These two by-elections have come at a difficult time for the Labour Party. Copeland in Cumbria has the Sellafield Nuclear plant as its biggest employer and Jeremy Corbyn’s long standing opposition to nuclear power (as well as nuclear weapons) has probably been the single decisive factor in Labour losing to the Tories. Even a vigorous campaign on local health services (an area in which the Conservatives were extremely vulnerable) could not persuade the electorate in the consistency to stay with Labour in what has always been regarded as a marginal Labour seat. As for Stoke-on-Trent, often described as Brexit Central, Labour just hung on, despite a strong but flawed challenge from UKIP. Pro remain interventions from Blair and Mandelson last week have been blamed for Labour losing voting share, though not enough for UKIP to get their 2nd Westminster seat.

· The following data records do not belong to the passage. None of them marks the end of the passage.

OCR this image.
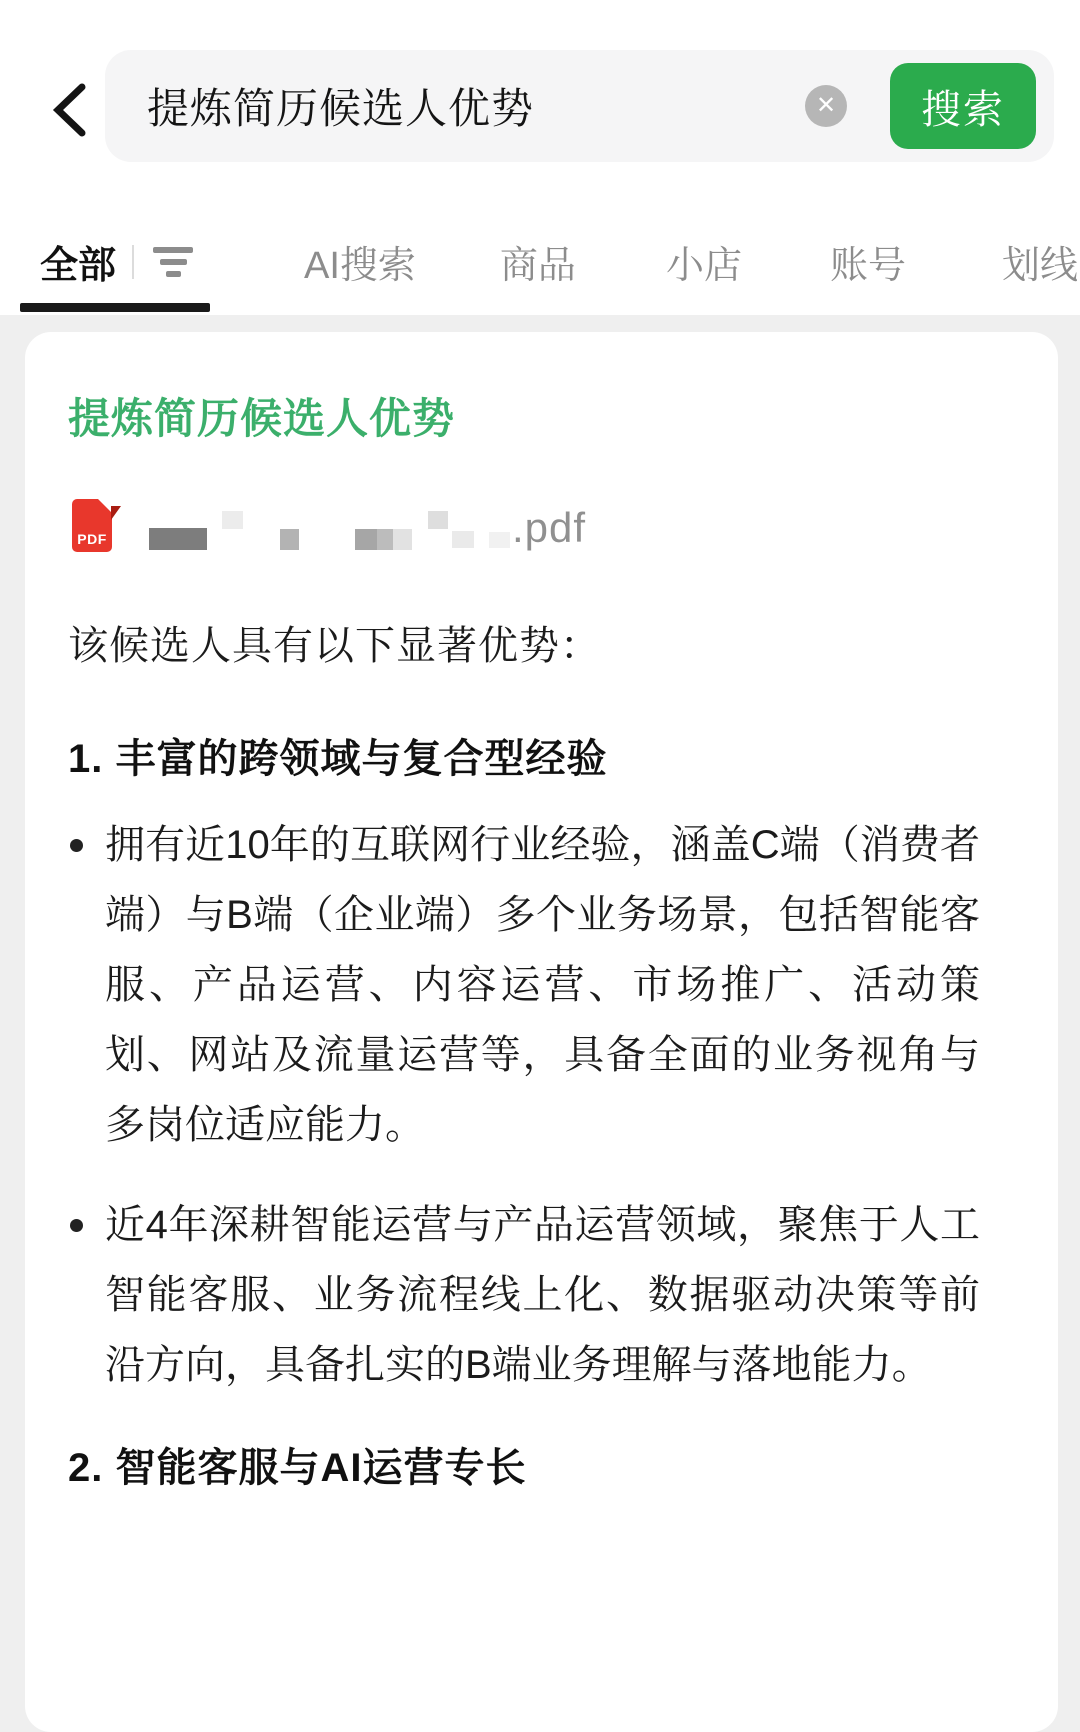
提炼简历候选人优势	✕	搜索
全部	AI搜索 商品 小店 账号	划线
提炼简历候选人优势
PDF	.pdf
该候选人具有以下显著优势：
1. 丰富的跨领域与复合型经验
拥有近10年的互联网行业经验，涵盖C端（消费者端）与B端（企业端）多个业务场景，包括智能客服、产品运营、内容运营、市场推广、活动策划、网站及流量运营等，具备全面的业务视角与多岗位适应能力。
近4年深耕智能运营与产品运营领域，聚焦于人工智能客服、业务流程线上化、数据驱动决策等前沿方向，具备扎实的B端业务理解与落地能力。
2. 智能客服与AI运营专长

In terms of translating these two by-elections into marks in the exam you should probably take most of your points from The Guardian analysis below, which looks at turnout, voting share, and, by implication, the disproportionality of FPTP:
First of all note that the turnout at just 36.7% means 63.3% of the electorate in Stoke did not cast a vote. You could argue that the result therefore lacks legitimacy. The winning candidate has the positive vote of around just 13% of the entire constituency’s electorate, an obvious flaw of FPTP. In addition 63.91% of all votes cast in this by-election were wasted. So almost 2/3 didn’t vote and of those who did, 2/3rds of the votes did not count. This is one of the biggest flaws in FPTP.
You might want to try doing a similar analysis with the Copeland by-election results below.
Reading through the commentary you will notice that once again the Labour Party is having very bitter divisions being played out in public so you might want to apply this to any Unit one questions on internal party cohesion in the parties questions.